(Sipa via AP Images)
Transit has emerged as a key issue in the furious competition between municipalities to land Amazon's second headquarters. With the company placing a premium on access to rail and bus networks, cities like Chicago put transit front and center in their applications. “If you look at their proposal, Amazon's, and you look at what they're looking for: talent, transportation, training, technology,” Mayor Rahm Emanuel declared as the city its unveiled its formal bid last September. “Who [else] will have a transportation system, both public and aviation, that will give them the capacity to get everywhere in the world and get their workers to work conveniently?”
Lost in the discussion to lure Amazon to Chicago are the deep inequities within the city's existing transit system, fault lines that threaten to leave entire neighborhoods behind should Amazon choose Chicago for its second home base. If overlooking those disparities weren't short-sighted enough, Chicago's bid also promises $450 million in new transit projects, funds that neither the city, Chicago Transit Authority, nor the state of Illinois have.
Should Chicago reel in Amazon's HQ2, those projects, included in a $2.25 billion package of tax breaks and other public investments, may drain already strained public coffers, and affect the city's ability to ensure that the opportunities Amazon promises are evenly distributed.
“It's like a deal with the devil,” says Robert Paaswell, the transit authority's former executive director. “The CTA already is hurting because the city and state can't live up to obligations right now, even without these tax breaks. It's like I'm going to sell my first-born so I can have Amazon come here.”
Footing that bill for new projects would hit the CTA particularly hard. The authority already faces a $33 million deficit following a 10 percent reduction in state funding in the 2018 budget. On top of that, the agency needs to spend $13 billion just to bring existing infrastructure up to date.
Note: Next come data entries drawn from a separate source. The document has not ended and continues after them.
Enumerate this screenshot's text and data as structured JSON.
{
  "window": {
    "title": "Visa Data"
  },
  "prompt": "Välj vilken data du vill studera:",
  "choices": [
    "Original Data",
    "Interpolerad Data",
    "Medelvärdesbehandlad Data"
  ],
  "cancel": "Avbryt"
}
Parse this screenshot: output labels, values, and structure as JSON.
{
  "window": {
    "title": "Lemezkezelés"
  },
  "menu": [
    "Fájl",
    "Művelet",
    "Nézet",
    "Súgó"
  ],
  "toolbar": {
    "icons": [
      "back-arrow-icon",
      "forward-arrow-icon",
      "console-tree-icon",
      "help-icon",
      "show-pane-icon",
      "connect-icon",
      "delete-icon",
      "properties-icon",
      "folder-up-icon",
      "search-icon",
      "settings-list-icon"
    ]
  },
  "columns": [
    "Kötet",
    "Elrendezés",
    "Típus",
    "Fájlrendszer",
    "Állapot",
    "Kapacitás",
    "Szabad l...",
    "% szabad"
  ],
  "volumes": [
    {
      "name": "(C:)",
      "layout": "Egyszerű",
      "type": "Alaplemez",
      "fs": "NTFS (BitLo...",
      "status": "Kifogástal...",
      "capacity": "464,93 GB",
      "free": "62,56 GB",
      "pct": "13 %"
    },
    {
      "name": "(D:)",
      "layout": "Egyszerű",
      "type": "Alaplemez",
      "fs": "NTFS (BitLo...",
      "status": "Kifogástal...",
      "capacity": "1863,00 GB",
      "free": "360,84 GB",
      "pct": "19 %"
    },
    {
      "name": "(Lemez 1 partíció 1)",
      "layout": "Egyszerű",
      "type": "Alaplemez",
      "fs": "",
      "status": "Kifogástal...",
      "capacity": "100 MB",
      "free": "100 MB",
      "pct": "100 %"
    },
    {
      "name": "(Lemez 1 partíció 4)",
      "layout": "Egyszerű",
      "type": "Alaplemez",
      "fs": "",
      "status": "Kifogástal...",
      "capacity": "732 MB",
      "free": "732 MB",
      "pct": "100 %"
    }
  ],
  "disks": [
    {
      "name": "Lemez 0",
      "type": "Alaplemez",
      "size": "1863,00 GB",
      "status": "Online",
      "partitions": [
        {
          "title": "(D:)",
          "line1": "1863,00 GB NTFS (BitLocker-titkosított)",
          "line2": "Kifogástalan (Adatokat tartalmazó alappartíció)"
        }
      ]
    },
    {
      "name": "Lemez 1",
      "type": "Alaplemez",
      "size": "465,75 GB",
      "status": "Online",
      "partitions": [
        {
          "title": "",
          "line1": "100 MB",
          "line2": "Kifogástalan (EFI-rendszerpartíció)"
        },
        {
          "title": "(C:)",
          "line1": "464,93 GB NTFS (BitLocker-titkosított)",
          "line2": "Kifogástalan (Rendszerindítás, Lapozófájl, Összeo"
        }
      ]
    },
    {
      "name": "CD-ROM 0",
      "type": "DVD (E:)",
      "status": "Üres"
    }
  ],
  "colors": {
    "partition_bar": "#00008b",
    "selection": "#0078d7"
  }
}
To address the short-term deficit, city officials hiked CTA fares 25 cents in January, a move advocates say will likely hurt already-dwindling ridership.
In the long term, the CTA's financial health is much less certain. “We're constantly on the edge of this spiral of increasing fares or cutting service,” says Kyle Whitehead, the government relations officer at the Chicago-based Active Transportation Alliance. “We should be talking about upgrading or expanding service, but we're constantly on defense trying to maintain existing operations.”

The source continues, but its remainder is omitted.